Cette évolution est réelle au point que les caractéristiques typiques de nos cantons, les charmes de nos villages et la tranquillité de nos espaces naturels se retrouvent dénaturés par des habitations isolées, de nouvelles routes et de nombreuses nuisances telles que le bruit et la pollution. Nos sols sont une ressource limitée qu’il nous faut préserver pour conserver tout le charme qui fait de notre pays un lieu apprécié par-delà ses frontières.

Développement oui, mais à long terme

Comme ailleurs dans le monde, l’activité humaine doit pouvoir se poursuivre. Il est essentiel de pouvoir loger la population, accompagner le dynamisme d’une région et favoriser l’emploi.  Cependant, ces choix ne peuvent se faire avec une vision à court terme. Avec son territoire limité, la Suisse fait partie des plus petits pays d’Europe. Une meilleure utilisation de nos sols est donc indispensable afin de concilier responsabilité et dynamisme.

Avec la loi sur l’aménagement du territoire, tous les 15 ans, de nouvelles zones à bâtir peuvent être ouvertes et de bonnes terres agricoles bétonnées, sans compensation. Ce mitage programmé du territoire est une fuite en avant à laquelle «Stop mitage» apporte une solution: utilisons durablement les 400 km2 de zones constructibles non bâties que nous avons à disposition. À elles seules, ces réserves peuvent permettre l’établissement d’au moins 1,5 millions de personnes supplémentaires et satisfont donc aux besoins démographiques à long terme.

Le bétonnage de nos terres agricoles n’est pas une fatalité.
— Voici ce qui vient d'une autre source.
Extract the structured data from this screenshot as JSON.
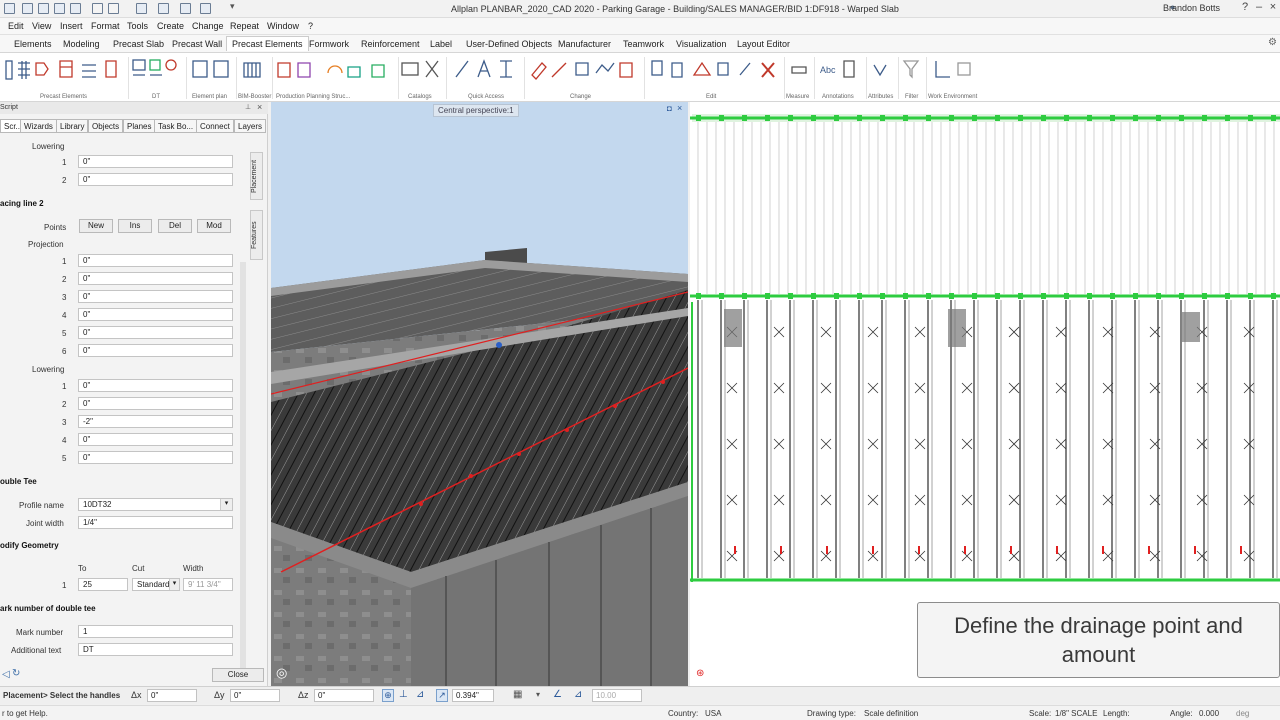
{
  "app": {
    "title": "Allplan PLANBAR_2020_CAD 2020 - Parking Garage - Building/SALES MANAGER/BID 1:DF918 - Warped Slab",
    "user": "Brandon Botts",
    "help_icon": "?"
  },
  "menu": [
    "Edit",
    "View",
    "Insert",
    "Format",
    "Tools",
    "Create",
    "Change",
    "Repeat",
    "Window",
    "?"
  ],
  "ribbon_tabs": [
    "Elements",
    "Modeling",
    "Precast Slab",
    "Precast Wall",
    "Precast Elements",
    "Formwork",
    "Reinforcement",
    "Label",
    "User-Defined Objects",
    "Manufacturer",
    "Teamwork",
    "Visualization",
    "Layout Editor"
  ],
  "ribbon_active_tab": "Precast Elements",
  "ribbon_groups": [
    "Precast Elements",
    "DT",
    "Element plan",
    "BIM-Booster",
    "Production Planning Struc...",
    "Catalogs",
    "Quick Access",
    "Change",
    "Edit",
    "Measure",
    "Annotations",
    "Attributes",
    "Filter",
    "Work Environment"
  ],
  "palette": {
    "title": "Script",
    "tabs": [
      "Scr...",
      "Wizards",
      "Library",
      "Objects",
      "Planes",
      "Task Bo...",
      "Connect",
      "Layers"
    ],
    "side_tabs": [
      "Placement",
      "Features"
    ],
    "lowering_top": {
      "label": "Lowering",
      "rows": [
        {
          "n": "1",
          "v": "0\""
        },
        {
          "n": "2",
          "v": "0\""
        }
      ]
    },
    "spacing_line": {
      "title": "acing line 2",
      "points_label": "Points",
      "buttons": [
        "New",
        "Ins",
        "Del",
        "Mod"
      ]
    },
    "projection": {
      "label": "Projection",
      "rows": [
        {
          "n": "1",
          "v": "0\""
        },
        {
          "n": "2",
          "v": "0\""
        },
        {
          "n": "3",
          "v": "0\""
        },
        {
          "n": "4",
          "v": "0\""
        },
        {
          "n": "5",
          "v": "0\""
        },
        {
          "n": "6",
          "v": "0\""
        }
      ]
    },
    "lowering": {
      "label": "Lowering",
      "rows": [
        {
          "n": "1",
          "v": "0\""
        },
        {
          "n": "2",
          "v": "0\""
        },
        {
          "n": "3",
          "v": "-2\""
        },
        {
          "n": "4",
          "v": "0\""
        },
        {
          "n": "5",
          "v": "0\""
        }
      ]
    },
    "double_tee": {
      "title": "ouble Tee",
      "profile_label": "Profile name",
      "profile_value": "10DT32",
      "joint_label": "Joint width",
      "joint_value": "1/4\""
    },
    "modify": {
      "title": "odify Geometry",
      "to_label": "To",
      "cut_label": "Cut",
      "width_label": "Width",
      "row_n": "1",
      "to_value": "25",
      "cut_value": "Standard",
      "width_value": "9' 11 3/4\""
    },
    "mark": {
      "title": "ark number of double tee",
      "mark_label": "Mark number",
      "mark_value": "1",
      "text_label": "Additional text",
      "text_value": "DT"
    },
    "close_label": "Close"
  },
  "viewport3d": {
    "label": "Central perspective:1"
  },
  "caption": "Define the drainage point and amount",
  "coordbar": {
    "prompt": "Placement> Select the handles",
    "dx_label": "Δx",
    "dx": "0\"",
    "dy_label": "Δy",
    "dy": "0\"",
    "dz_label": "Δz",
    "dz": "0\"",
    "size": "0.394\"",
    "angle": "10.00"
  },
  "statusbar": {
    "help": "r to get Help.",
    "country_label": "Country:",
    "country": "USA",
    "drawing_type_label": "Drawing type:",
    "drawing_type": "Scale definition",
    "scale_label": "Scale:",
    "scale": "1/8\" SCALE",
    "length_label": "Length:",
    "angle_label": "Angle:",
    "angle": "0.000",
    "angle_unit": "deg"
  },
  "colors": {
    "accent_tab": "#ffffff",
    "viewport_bg": "#bfd6ee",
    "red_line": "#e02020",
    "green_rail": "#2ecc40"
  }
}
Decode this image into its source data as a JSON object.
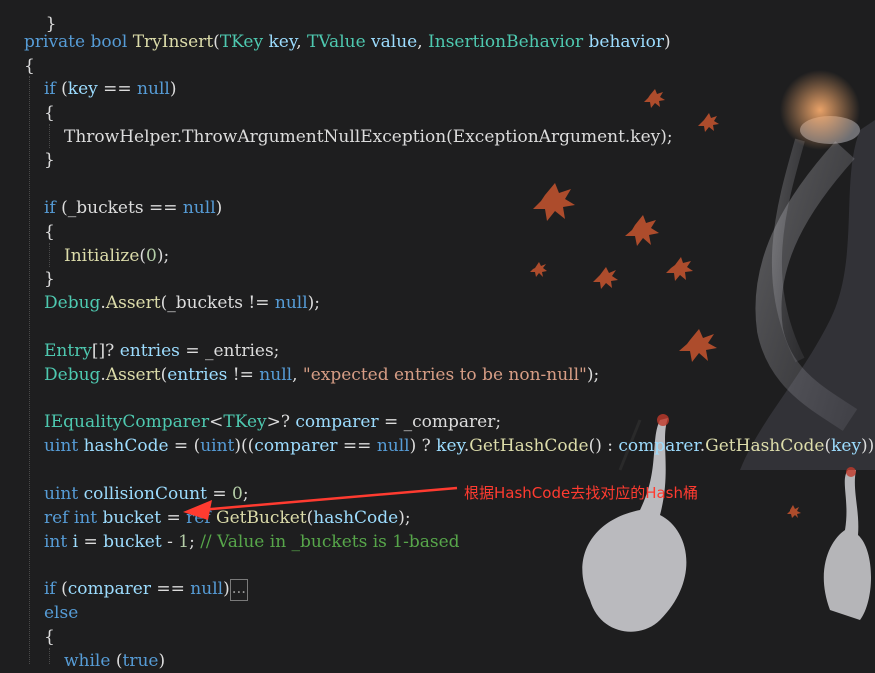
{
  "code": {
    "top_brace": "}",
    "method_signature": {
      "modifiers": "private bool ",
      "name": "TryInsert",
      "open": "(",
      "p1_type": "TKey",
      "p1_name": " key",
      "sep1": ", ",
      "p2_type": "TValue",
      "p2_name": " value",
      "sep2": ", ",
      "p3_type": "InsertionBehavior",
      "p3_name": " behavior",
      "close": ")"
    },
    "open_brace": "{",
    "if_key": {
      "kw": "if",
      "open": " (",
      "var": "key",
      "op": " == ",
      "null": "null",
      "close": ")"
    },
    "brace1_open": "{",
    "throw": {
      "cls": "ThrowHelper",
      "dot": ".",
      "method": "ThrowArgumentNullException",
      "open": "(",
      "arg_cls": "ExceptionArgument",
      "arg": ".key",
      "close": ");"
    },
    "brace1_close": "}",
    "if_buckets": {
      "kw": "if",
      "open": " (",
      "var": "_buckets",
      "op": " == ",
      "null": "null",
      "close": ")"
    },
    "brace2_open": "{",
    "initialize": {
      "method": "Initialize",
      "open": "(",
      "num": "0",
      "close": ");"
    },
    "brace2_close": "}",
    "assert1": {
      "cls": "Debug",
      "dot": ".",
      "method": "Assert",
      "open": "(",
      "var": "_buckets",
      "op": " != ",
      "null": "null",
      "close": ");"
    },
    "entries_decl": {
      "type": "Entry",
      "rest": "[]? ",
      "var": "entries",
      "assign": " = _entries;"
    },
    "assert2": {
      "cls": "Debug",
      "dot": ".",
      "method": "Assert",
      "open": "(",
      "var": "entries",
      "op": " != ",
      "null": "null",
      "comma": ", ",
      "str": "\"expected entries to be non-null\"",
      "close": ");"
    },
    "comparer_decl": {
      "type": "IEqualityComparer",
      "lt": "<",
      "targ": "TKey",
      "gt": ">? ",
      "var": "comparer",
      "assign": " = _comparer;"
    },
    "hashcode_decl": {
      "kw": "uint",
      "var": " hashCode",
      "eq": " = (",
      "cast": "uint",
      "p1": ")((",
      "v1": "comparer",
      "op": " == ",
      "null": "null",
      "p2": ") ? ",
      "v2": "key",
      "dot1": ".",
      "m1": "GetHashCode",
      "p3": "() : ",
      "v3": "comparer",
      "dot2": ".",
      "m2": "GetHashCode",
      "p4": "(",
      "v4": "key",
      "p5": "));"
    },
    "collision_decl": {
      "kw": "uint",
      "var": " collisionCount",
      "assign": " = ",
      "num": "0",
      "end": ";"
    },
    "bucket_decl": {
      "kw1": "ref",
      "kw2": " int",
      "var": " bucket",
      "assign": " = ",
      "kw3": "ref",
      "method": " GetBucket",
      "open": "(",
      "arg": "hashCode",
      "close": ");"
    },
    "i_decl": {
      "kw": "int",
      "var": " i",
      "assign": " = ",
      "v2": "bucket",
      "minus": " - ",
      "num": "1",
      "end": "; ",
      "comment": "// Value in _buckets is 1-based"
    },
    "if_comparer": {
      "kw": "if",
      "open": " (",
      "var": "comparer",
      "op": " == ",
      "null": "null",
      "close": ")",
      "collapsed": "..."
    },
    "else": "else",
    "brace3_open": "{",
    "while": {
      "kw": "while",
      "open": " (",
      "val": "true",
      "close": ")"
    }
  },
  "annotation": {
    "text": "根据HashCode去找对应的Hash桶",
    "color": "#ff3b30"
  }
}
Quant aux habitations vides ou isolées, elles coûtent financièrement à la collectivité (avec la création de routes ou l’installation d’éclairages publics et autres infrastructures) et ont un impact environnemental marqué. Elles fragilisent des zones où petits animaux, oiseaux et insectes trouvent refuge. En 15 ans, 40% des oiseaux entre Genève et Zurich ont disparu en raison de l’urbanisation. Avec «Stop mitage», construisons de manière réfléchie afin de répondre aux défis du logement, de l’économie et des infrastructures. Le tout, dans le respect des besoins et de l’environnement.

Héritage à sauvegarder

Nos sols sont un héritage: reçus de nos aînés, nous les transmettrons à nos enfants. Mais quel sera ce legs si celui-ci est fait de béton, de nuisances et de pollution? Que pourrons-nous montrer de la Suisse à celles et ceux qui découvriront que nos paysages mythiques ont été gravement et durablement défigurés? Voter OUI à «Stop mitage» le 10 février prochain, c’est préserver cette Suisse à laquelle nous tenons, peu importe notre lieu de résidence. En tant que petit pays marqué par la fonte des glaciers, la disparition de notre monde paysan et la dégradation de nos paysages, préservons l’ensemble des richesses dont nous avons hérité. 

Le point de vue exprimé dans cet article est celui de son auteur et ne reflète pas forcément celui de swissinfo.ch.